Common sense might indicate that the hottest it is the more ice cream he will sell, and that the residential area park, might have more sales than the industrial block, but the data could not only give you these numbers but it could also help him decide exactly at what point it becomes unprofitable to do it.
Let’s assume that the salesman needs to spend $50 dollars in gas, $50 in raw materials, and 5 hours of his day commitment to selling his ice cream. He could also decide to focus on a different business that can give him $200 dollars profit for the same 5 hours without spending any further money. What is the minimum temperature that he needs to see outside to know with a certain degree of confidence that he will make more money on his ice cream truck as opposed to his other business?
If on average he sells $200 dollars at 70 degrees, and 500 dollars at 90 degrees. We can assume that for every degree hotter it gets, he’ll sell on average $15 more dollars. At 70 Degrees he’ll only make 100 dollars in profit ($200 in sales – $50 gas – $50 raw materials) so it will be more profitable to go to his other job and make $200 dollars instead of $100. At 75 degrees he could expect to make 175 in profit, and at 77 degrees he could expect to pass the break even point by about 5 dollars.
Conclusion, only if he sees that the temperature outside is higher than 77 degrees he should take his ice cream truck, otherwise he should focus on his other endeavors, and depending on the data variability, and external conditions, he might want to modify the decision as well (holiday, seasonality, school hours, etc.)
These are the kind of basic decisions that could be found by using data analysis. Now if you combine that particular inquiry, with the flavor sales data, route analysis, truck performance analysis, etc. (depending on the data available) we can begin to optimize the operations to maximize profits and reduce unnecessary wastes of resources.
Depending on the types of answers we’re looking for, there’s different tools and methodologies needed to find the answers. Sometimes a simple pie chart might give us the answers we’re looking for, while other times we have to spend days looking at the data in every way imaginable actively cutting it a million different ways to draw one actionable insight.

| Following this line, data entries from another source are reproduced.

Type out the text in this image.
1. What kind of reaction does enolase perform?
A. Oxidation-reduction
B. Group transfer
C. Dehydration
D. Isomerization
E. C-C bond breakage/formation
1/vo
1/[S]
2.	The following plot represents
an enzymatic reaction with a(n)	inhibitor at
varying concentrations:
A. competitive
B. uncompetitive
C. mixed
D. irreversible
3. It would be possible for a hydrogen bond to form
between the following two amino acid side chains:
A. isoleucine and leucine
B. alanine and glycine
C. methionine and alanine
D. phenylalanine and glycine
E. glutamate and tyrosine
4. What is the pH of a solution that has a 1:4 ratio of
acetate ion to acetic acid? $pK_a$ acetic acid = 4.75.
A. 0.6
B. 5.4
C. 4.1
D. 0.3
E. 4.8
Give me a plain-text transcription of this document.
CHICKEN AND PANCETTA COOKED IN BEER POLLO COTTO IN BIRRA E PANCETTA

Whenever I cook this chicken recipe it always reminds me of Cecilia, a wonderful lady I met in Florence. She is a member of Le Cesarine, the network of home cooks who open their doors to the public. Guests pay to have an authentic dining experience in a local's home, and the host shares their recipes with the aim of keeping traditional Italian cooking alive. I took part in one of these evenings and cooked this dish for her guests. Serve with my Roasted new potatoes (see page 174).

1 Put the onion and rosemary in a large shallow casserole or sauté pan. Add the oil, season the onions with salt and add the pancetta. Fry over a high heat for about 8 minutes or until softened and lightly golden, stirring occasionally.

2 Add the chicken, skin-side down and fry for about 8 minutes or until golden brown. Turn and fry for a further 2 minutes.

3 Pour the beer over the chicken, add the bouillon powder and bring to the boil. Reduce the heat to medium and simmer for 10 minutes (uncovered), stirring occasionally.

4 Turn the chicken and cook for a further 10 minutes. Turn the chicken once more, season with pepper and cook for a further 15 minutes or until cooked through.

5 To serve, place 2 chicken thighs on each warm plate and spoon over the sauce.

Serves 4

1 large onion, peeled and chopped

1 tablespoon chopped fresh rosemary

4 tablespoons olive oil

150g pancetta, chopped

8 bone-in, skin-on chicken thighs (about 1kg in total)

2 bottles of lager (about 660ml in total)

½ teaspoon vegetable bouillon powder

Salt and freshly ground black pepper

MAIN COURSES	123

While in most cases for the general public excel is enough to find the answers needed, depending on the size of the project, the amount and source of the data, and the resources available, it might be needed to bring in stronger software than excel to understand and present the data such as Tableau or Power BI. Depending on the data itself, it might take hours and hours of work just to clean the data to start making sense of it.
These are often the barriers that prevent this exercise from becoming a constant practice. Be warned that neglecting to understand the spend data, leads to overspending and missed opportunities.
Even if there are no specific questions that needs answering, this type of analysis can lead to previously unseen opportunities that could improve the bottom line.
If you are unsure about where to start, I’d suggest finding a few people from your organization that might be able to help out.
If that’s not possible, reach out and hire someone to give your data a quick look to ensure you’re not missing any obvious opportunities.
Whichever way you do it, your bottom line will thank you.